2. A decomposição do PIB revela um contributo menos negativo da procura interna (-6,4 p.p., +4 p.p. que no 4º trimestre de 2011) e o enfraquecimento do contributo da procura externa líquida (4,2 p.p., -3 p.p. que no 4º trimestre de 2011). Para esta evolução destaca-se: (i) o contributo menos negativo das existências (componente volátil mas que vinha a registar ajustamentos negativos muito significativos ao longo de 2011) , e que atenuou a quebra do investimento e das importações no trimestre; e (ii) a recuperação em cadeia na atividade da construção, parcialmente atribuível ao aproveitamento das condições climatéricas menos rigorosas nos primeiros meses do ano, mas ainda num contexto fortemente recessivo neste setor de atividade.

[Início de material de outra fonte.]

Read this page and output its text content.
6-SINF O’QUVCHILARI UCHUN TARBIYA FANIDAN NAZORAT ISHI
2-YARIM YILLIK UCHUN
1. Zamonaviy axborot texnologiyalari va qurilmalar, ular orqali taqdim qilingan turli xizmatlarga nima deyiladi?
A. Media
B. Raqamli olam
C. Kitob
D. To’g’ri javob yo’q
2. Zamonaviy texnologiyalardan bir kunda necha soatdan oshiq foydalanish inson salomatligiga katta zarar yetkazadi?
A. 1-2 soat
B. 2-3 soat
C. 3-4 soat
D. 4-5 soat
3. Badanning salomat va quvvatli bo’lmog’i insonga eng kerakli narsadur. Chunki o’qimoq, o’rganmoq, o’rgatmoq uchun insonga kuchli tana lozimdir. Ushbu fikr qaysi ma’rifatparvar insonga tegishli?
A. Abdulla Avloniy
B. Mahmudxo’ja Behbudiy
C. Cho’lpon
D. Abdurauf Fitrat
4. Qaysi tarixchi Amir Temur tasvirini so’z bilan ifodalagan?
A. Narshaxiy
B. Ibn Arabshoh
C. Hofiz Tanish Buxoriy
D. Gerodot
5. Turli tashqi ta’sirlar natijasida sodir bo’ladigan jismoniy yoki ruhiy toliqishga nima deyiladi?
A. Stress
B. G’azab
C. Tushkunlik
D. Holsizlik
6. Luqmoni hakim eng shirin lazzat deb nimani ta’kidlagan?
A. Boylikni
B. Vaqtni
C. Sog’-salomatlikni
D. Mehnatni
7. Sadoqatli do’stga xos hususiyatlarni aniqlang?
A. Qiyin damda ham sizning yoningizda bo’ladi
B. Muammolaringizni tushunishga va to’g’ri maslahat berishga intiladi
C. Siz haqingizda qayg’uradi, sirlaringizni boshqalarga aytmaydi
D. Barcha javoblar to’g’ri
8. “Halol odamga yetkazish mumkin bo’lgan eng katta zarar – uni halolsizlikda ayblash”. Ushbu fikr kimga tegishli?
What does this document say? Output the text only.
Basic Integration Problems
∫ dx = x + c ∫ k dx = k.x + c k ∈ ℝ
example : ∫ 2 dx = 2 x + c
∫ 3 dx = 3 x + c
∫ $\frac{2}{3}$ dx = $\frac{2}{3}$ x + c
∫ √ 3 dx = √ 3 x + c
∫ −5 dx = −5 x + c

3. A evolução muito favorável dos termos de troca e as dinâmicas subjacentes ao comportamento das exportações e importações proporcionaram uma redução significativa das necessidades de financiamento da economia para 2.5% do PIB no primeiro trimestre face ao período homólogo (7.2% do PIB). Todavia, este valor é inferior ao verificado no último trimestre de 2011 (0.3% do PIB), sugerindo que os ganhos nas contas externas derivam, numa componente importante, do efeito cíclico, não constituem ainda evidência forte de alterações estruturais neste domínio.
4. Tendo em conta a natureza de algumas das componentes que impulsionaram o PIB no primeiro trimestre e o comportamento mais recente de algumas variáveis económicas, não se poderá excluir alguma reversão destes efeitos nos números do PIB no segundo trimestre.
Paula Gonçalves Carvalho – Departamento Estudos Económicos do Banco BPI
1. O detalhe do andamento do PIB no primeiro trimestre, divulgado pelo INE, veio confirmar a nossa apreciação inicial: o melhor comportamento da procura interna foi sobretudo justificado por alguma recomposição de stocks, movimento que deverá ter sido pontual, de correcção à queda excessiva verificada no 4T2011; o consumo privado manteve uma queda expressiva, ainda que menos acentuada (-5.6% em termos homólogos, face a -6.6% antes); as exportações continuam a constituir o único motor de crescimento da actividade.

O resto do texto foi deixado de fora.